Conductive copper paste is a promising material for use in electronic devices, replacing silver or other metal pastes, because of its high conductivity, low electro-migration, and cost. However, the high sintering temperature and the need of an inert sintering atmosphere limit the commercial application of copper paste. In this study, a copper thick film paste for use on alumina was developed using a mixture of copper nanoparticles (50 nm in size) and microparticles (1 μm in size). With this paste, the sintering temperature was as low as 500 °C when the pressure was at ambient pressure.
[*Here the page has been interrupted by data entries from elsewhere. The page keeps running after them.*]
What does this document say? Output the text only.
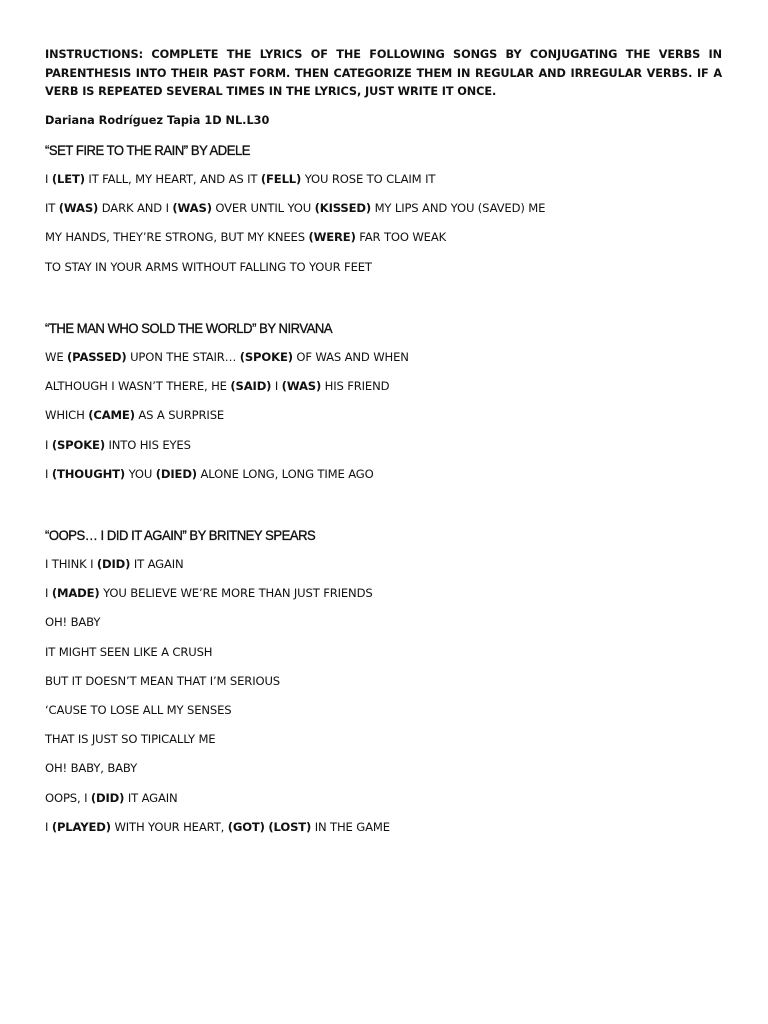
INSTRUCTIONS: COMPLETE THE LYRICS OF THE FOLLOWING SONGS BY CONJUGATING THE VERBS IN PARENTHESIS INTO THEIR PAST FORM. THEN CATEGORIZE THEM IN REGULAR AND IRREGULAR VERBS. IF A VERB IS REPEATED SEVERAL TIMES IN THE LYRICS, JUST WRITE IT ONCE.

Dariana Rodríguez Tapia 1D NL.L30

“SET FIRE TO THE RAIN” BY ADELE

I (LET) IT FALL, MY HEART, AND AS IT (FELL) YOU ROSE TO CLAIM IT

IT (WAS) DARK AND I (WAS) OVER UNTIL YOU (KISSED) MY LIPS AND YOU (SAVED) ME

MY HANDS, THEY’RE STRONG, BUT MY KNEES (WERE) FAR TOO WEAK

TO STAY IN YOUR ARMS WITHOUT FALLING TO YOUR FEET

“THE MAN WHO SOLD THE WORLD” BY NIRVANA

WE (PASSED) UPON THE STAIR… (SPOKE) OF WAS AND WHEN

ALTHOUGH I WASN’T THERE, HE (SAID) I (WAS) HIS FRIEND

WHICH (CAME) AS A SURPRISE

I (SPOKE) INTO HIS EYES

I (THOUGHT) YOU (DIED) ALONE LONG, LONG TIME AGO

“OOPS… I DID IT AGAIN” BY BRITNEY SPEARS

I THINK I (DID) IT AGAIN

I (MADE) YOU BELIEVE WE’RE MORE THAN JUST FRIENDS

OH! BABY

IT MIGHT SEEN LIKE A CRUSH

BUT IT DOESN’T MEAN THAT I’M SERIOUS

‘CAUSE TO LOSE ALL MY SENSES

THAT IS JUST SO TIPICALLY ME

OH! BABY, BABY

OOPS, I (DID) IT AGAIN

I (PLAYED) WITH YOUR HEART, (GOT) (LOST) IN THE GAME
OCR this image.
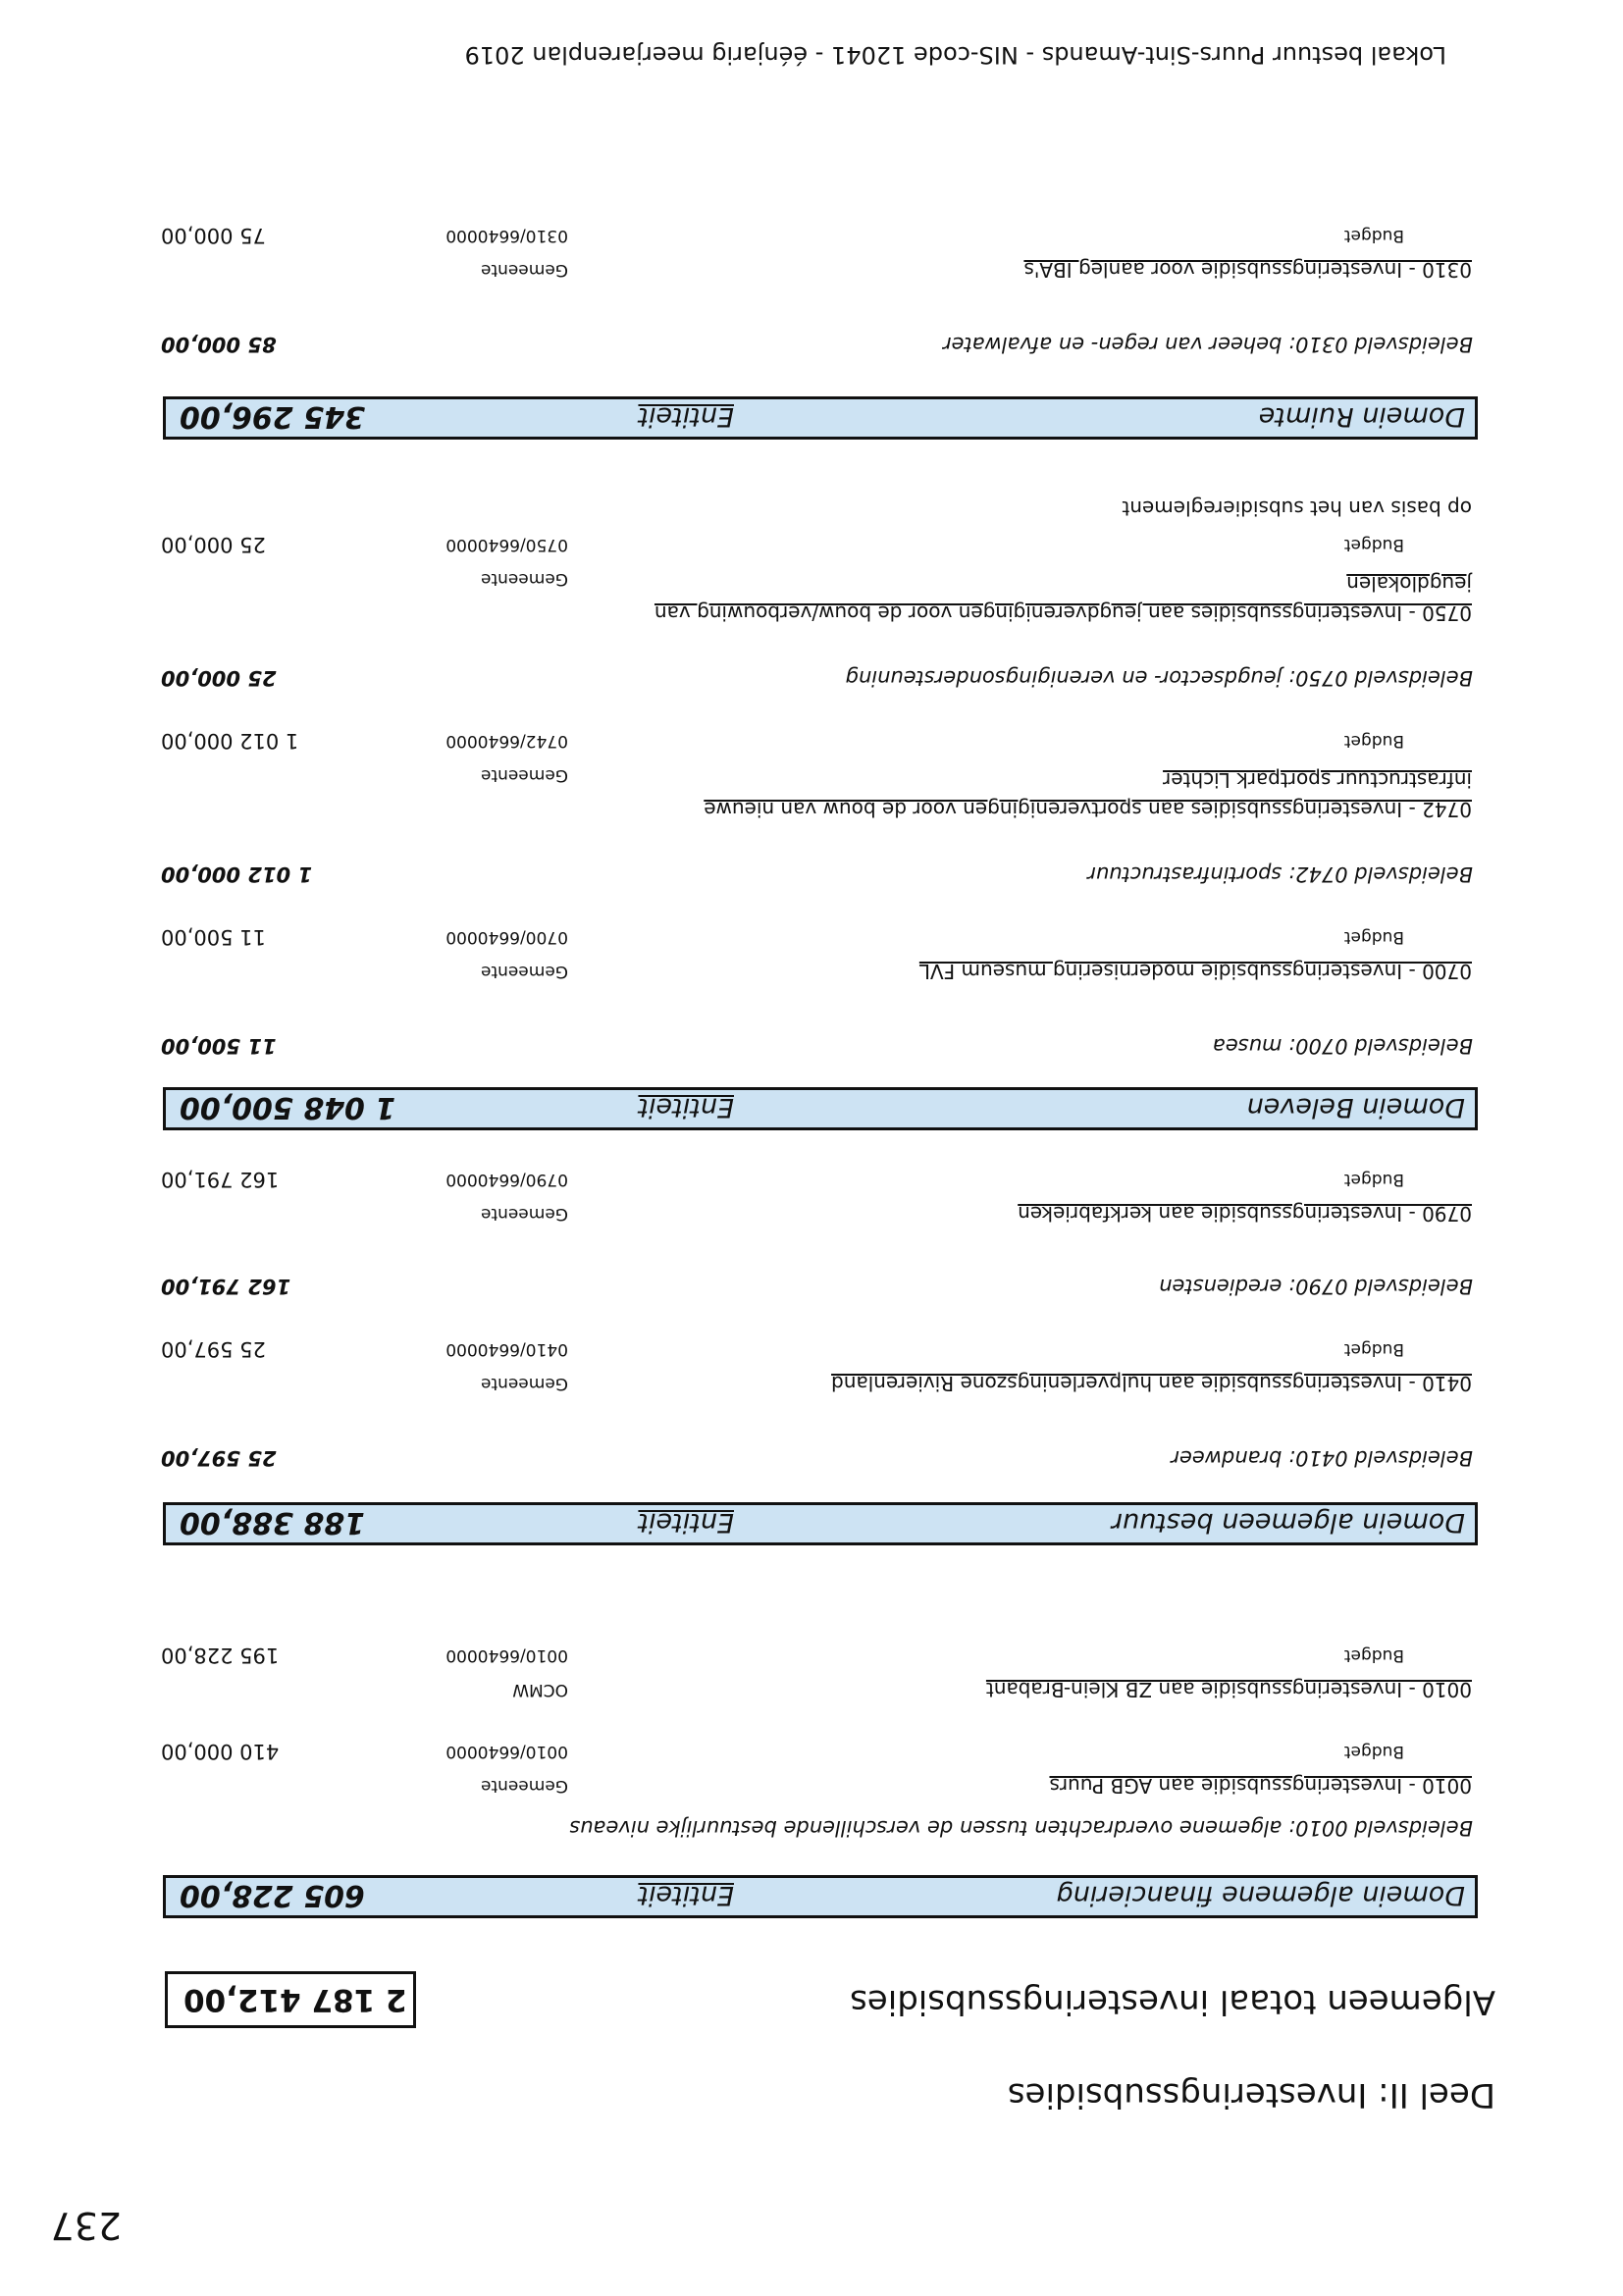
237
Deel II: Investeringssubsidies
Algemeen totaal investeringssubsidies
2 187 412,00
Domein algemene financiering
Entiteit
605 228,00
Beleidsveld 0010: algemene overdrachten tussen de verschillende bestuurlijke niveaus
0010 - Investeringssubsidie aan AGB Puurs
Gemeente
Budget
0010/6640000
410 000,00
0010 - Investeringssubsidie aan ZB Klein-Brabant
OCMW
Budget
0010/6640000
195 228,00
Domein algemeen bestuur
Entiteit
188 388,00
Beleidsveld 0410: brandweer
25 597,00
0410 - Investeringssubsidie aan hulpverleningszone Rivierenland
Gemeente
Budget
0410/6640000
25 597,00
Beleidsveld 0790: erediensten
162 791,00
0790 - Investeringssubsidie aan kerkfabrieken
Gemeente
Budget
0790/6640000
162 791,00
Domein Beleven
Entiteit
1 048 500,00
Beleidsveld 0700: musea
11 500,00
0700 - Investeringssubsidie modernisering museum FVL
Gemeente
Budget
0700/6640000
11 500,00
Beleidsveld 0742: sportinfrastructuur
1 012 000,00
0742 - Investeringssubsidies aan sportverenigingen voor de bouw van nieuwe infrastructuur sportpark Lichter
Gemeente
Budget
0742/6640000
1 012 000,00
Beleidsveld 0750: jeugdsector- en verenigingsondersteuning
25 000,00
0750 - Investeringssubsidies aan jeugdverenigingen voor de bouw/verbouwing van jeugdlokalen
Gemeente
Budget
0750/6640000
25 000,00
op basis van het subsidiereglement
Domein Ruimte
Entiteit
345 296,00
Beleidsveld 0310: beheer van regen- en afvalwater
85 000,00
0310 - Investeringssubsidie voor aanleg IBA's
Gemeente
Budget
0310/6640000
75 000,00
Lokaal bestuur Puurs-Sint-Amands - NIS-code 12041 - éénjarig meerjarenplan 2019
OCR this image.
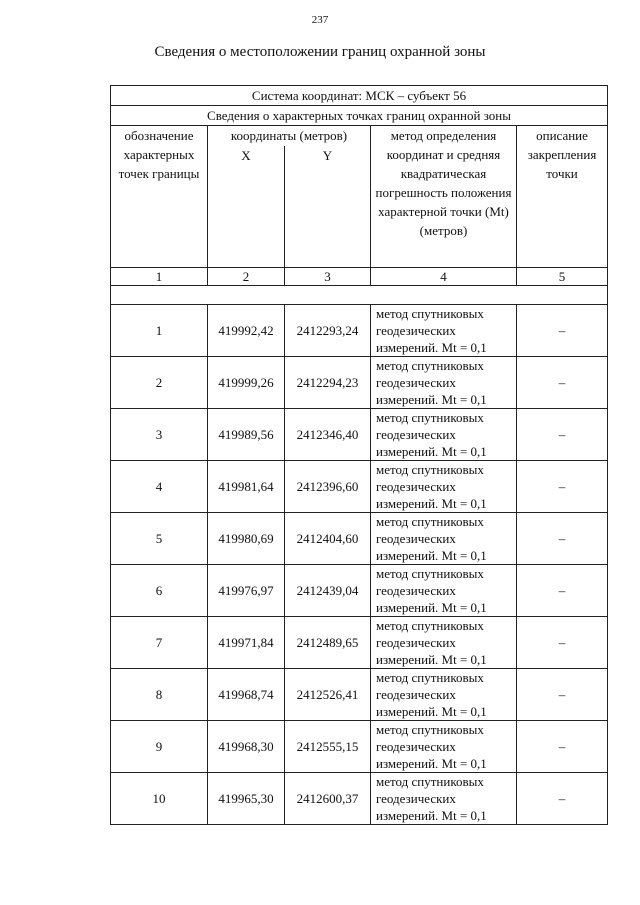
237
Сведения о местоположении границ охранной зоны
Система координат: МСК – субъект 56				
Сведения о характерных точках границ охранной зоны				
обозначение характерных точек границы	координаты (метров)		метод определения координат и средняя квадратическая погрешность положения характерной точки (Mt) (метров)	описание закрепления точки
	X	Y		
1	2	3	4	5

1	419992,42	2412293,24	метод спутниковых геодезических измерений. Mt = 0,1	–
2	419999,26	2412294,23	метод спутниковых геодезических измерений. Mt = 0,1	–
3	419989,56	2412346,40	метод спутниковых геодезических измерений. Mt = 0,1	–
4	419981,64	2412396,60	метод спутниковых геодезических измерений. Mt = 0,1	–
5	419980,69	2412404,60	метод спутниковых геодезических измерений. Mt = 0,1	–
6	419976,97	2412439,04	метод спутниковых геодезических измерений. Mt = 0,1	–
7	419971,84	2412489,65	метод спутниковых геодезических измерений. Mt = 0,1	–
8	419968,74	2412526,41	метод спутниковых геодезических измерений. Mt = 0,1	–
9	419968,30	2412555,15	метод спутниковых геодезических измерений. Mt = 0,1	–
10	419965,30	2412600,37	метод спутниковых геодезических измерений. Mt = 0,1	–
It was found that the bimodal copper film offered the best volume resistivity of 6.26 × 10⁻⁸ Ω·m at a weight ratio of micro- to nanoparticles of 2:1. Glass frits were used as an additive to improve the adhesion strength between the copper film and the alumina substrate with minimal change in electrical performance.

导电铜浆是一种很有前途的材料，可用于电子设备，替代银或其他金属浆，因为它具有高导电性、低电迁移和成本。然而，高烧结温度和惰性烧结​​气氛的需要限制了铜浆的商业应用。在这项研究中，使用铜纳米颗粒（尺寸为 50 nm）和微粒（尺寸为 1 μm）的混合物开发了一种用于氧化铝的铜厚膜浆料。当压力为环境压力时，使用这种浆料，烧结温度低至 500 °C。发现双峰铜膜提供了最好的体积电阻率 6.26 × 10 ^-8Ω·m，微米与纳米粒子的重量比为 2:1。玻璃料用作添加剂以提高铜膜和氧化铝基板之间的粘合强度，同时电气性能的变化最小。